Checking for Breathing and Circulation
Once unresponsiveness is confirmed, the immediate action is to check for signs of normal breathing and circulation. Rescuers should open the airway using the head-tilt, chin-lift maneuver, which moves the tongue away from the back of the throat. With the airway open, the rescuer must visually look for the rise and fall of the chest, listen for breath sounds, and feel for air movement on their cheek.
This assessment for normal breathing must be completed in no more than 10 seconds. Occasional gasps or slow, labored, or noisy breathing, known as agonal respirations, should not be mistaken for normal breathing. These are often a sign of cardiac arrest and necessitate immediate intervention.
A layperson should also attempt to check for a pulse, specifically the carotid pulse, which is the most reliable location for a quick check. To locate the carotid pulse, two fingers should be placed on the side of the neck, in the groove between the windpipe and the large muscle. Use the index and middle fingers, not the thumb, and check only one side of the neck at a time to maintain blood flow to the brain.
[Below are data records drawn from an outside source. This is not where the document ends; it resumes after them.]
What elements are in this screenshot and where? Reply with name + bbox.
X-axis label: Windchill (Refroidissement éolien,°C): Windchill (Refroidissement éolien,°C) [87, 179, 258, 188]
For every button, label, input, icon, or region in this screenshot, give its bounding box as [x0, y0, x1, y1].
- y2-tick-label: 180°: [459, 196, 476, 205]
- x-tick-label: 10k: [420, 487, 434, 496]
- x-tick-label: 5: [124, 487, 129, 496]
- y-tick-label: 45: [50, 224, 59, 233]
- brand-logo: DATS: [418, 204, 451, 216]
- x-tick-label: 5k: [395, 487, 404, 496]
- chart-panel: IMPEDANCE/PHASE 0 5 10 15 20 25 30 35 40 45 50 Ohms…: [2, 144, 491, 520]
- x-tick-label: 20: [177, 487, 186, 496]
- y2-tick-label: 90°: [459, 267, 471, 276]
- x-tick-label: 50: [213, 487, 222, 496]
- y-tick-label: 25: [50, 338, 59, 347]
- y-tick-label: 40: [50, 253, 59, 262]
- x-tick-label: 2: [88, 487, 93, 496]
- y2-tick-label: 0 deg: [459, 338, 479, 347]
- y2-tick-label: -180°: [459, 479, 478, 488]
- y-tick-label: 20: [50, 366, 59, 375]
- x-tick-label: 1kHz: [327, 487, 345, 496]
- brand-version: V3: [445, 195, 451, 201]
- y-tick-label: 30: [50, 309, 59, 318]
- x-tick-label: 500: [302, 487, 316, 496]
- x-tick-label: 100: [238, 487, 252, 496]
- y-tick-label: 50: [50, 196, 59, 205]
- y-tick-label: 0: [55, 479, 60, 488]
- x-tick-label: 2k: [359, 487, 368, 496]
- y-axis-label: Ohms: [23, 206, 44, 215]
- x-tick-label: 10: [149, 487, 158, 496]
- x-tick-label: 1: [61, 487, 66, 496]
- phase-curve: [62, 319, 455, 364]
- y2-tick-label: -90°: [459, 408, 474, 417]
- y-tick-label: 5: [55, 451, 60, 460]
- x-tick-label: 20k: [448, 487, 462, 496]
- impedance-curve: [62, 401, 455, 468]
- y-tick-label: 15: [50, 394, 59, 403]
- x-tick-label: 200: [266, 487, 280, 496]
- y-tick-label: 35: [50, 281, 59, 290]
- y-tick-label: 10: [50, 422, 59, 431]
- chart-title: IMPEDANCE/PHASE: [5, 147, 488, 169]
Like the breathing check, this pulse check should take no longer than 10 seconds, and if there is any doubt about the presence of a pulse or normal breathing, CPR should be initiated immediately.
When to Call for Help and Initiate CPR
The sequence of calling for emergency services and beginning CPR, known as “Call First” or “Care First,” depends on the person’s age and the suspected cause of the collapse. For an adult who collapses suddenly, the recommended protocol is “Call First.” The rescuer should call the local emergency number immediately before starting CPR because adult cardiac arrests are most often caused by a heart problem, where immediate defibrillation is the most effective treatment.
For a child or a victim whose arrest is likely due to a lack of oxygen (such as from drowning or a blocked airway), the “Care First” approach is advised. A single rescuer should perform two minutes or five cycles of CPR before pausing to call emergency services. This acknowledges that children are more likely to respond to initial rescue breathing and compressions because their arrests are often respiratory in origin. If two or more rescuers are present, one should immediately call for help and retrieve an automated external defibrillator (AED) while the other begins chest compressions.
Irreversible Signs of Clinical Death
While a layperson focuses on intervention, certain physical changes indicate that biological death has occurred and is irreversible. These post-mortem changes are not part of the initial emergency assessment but are recognized signs that intervention would be futile. Rigor mortis, the stiffening of the body’s muscles, typically begins within two to four hours after death and becomes complete around 12 hours.
Another sign is livor mortis, or lividity, which is the pooling of blood in the dependent parts of the body due to gravity. This discoloration begins to appear within 30 minutes to two hours after death. It becomes fixed, meaning it will not blanch or shift when pressed, approximately eight to twelve hours later. Signs of decomposition, such as putrefaction or the breakdown of tissue, confirm death and begin to appear in the later stages, often after 24 to 72 hours. These definitive signs confirm the absence of life, indicating a time frame well beyond the window for successful resuscitation.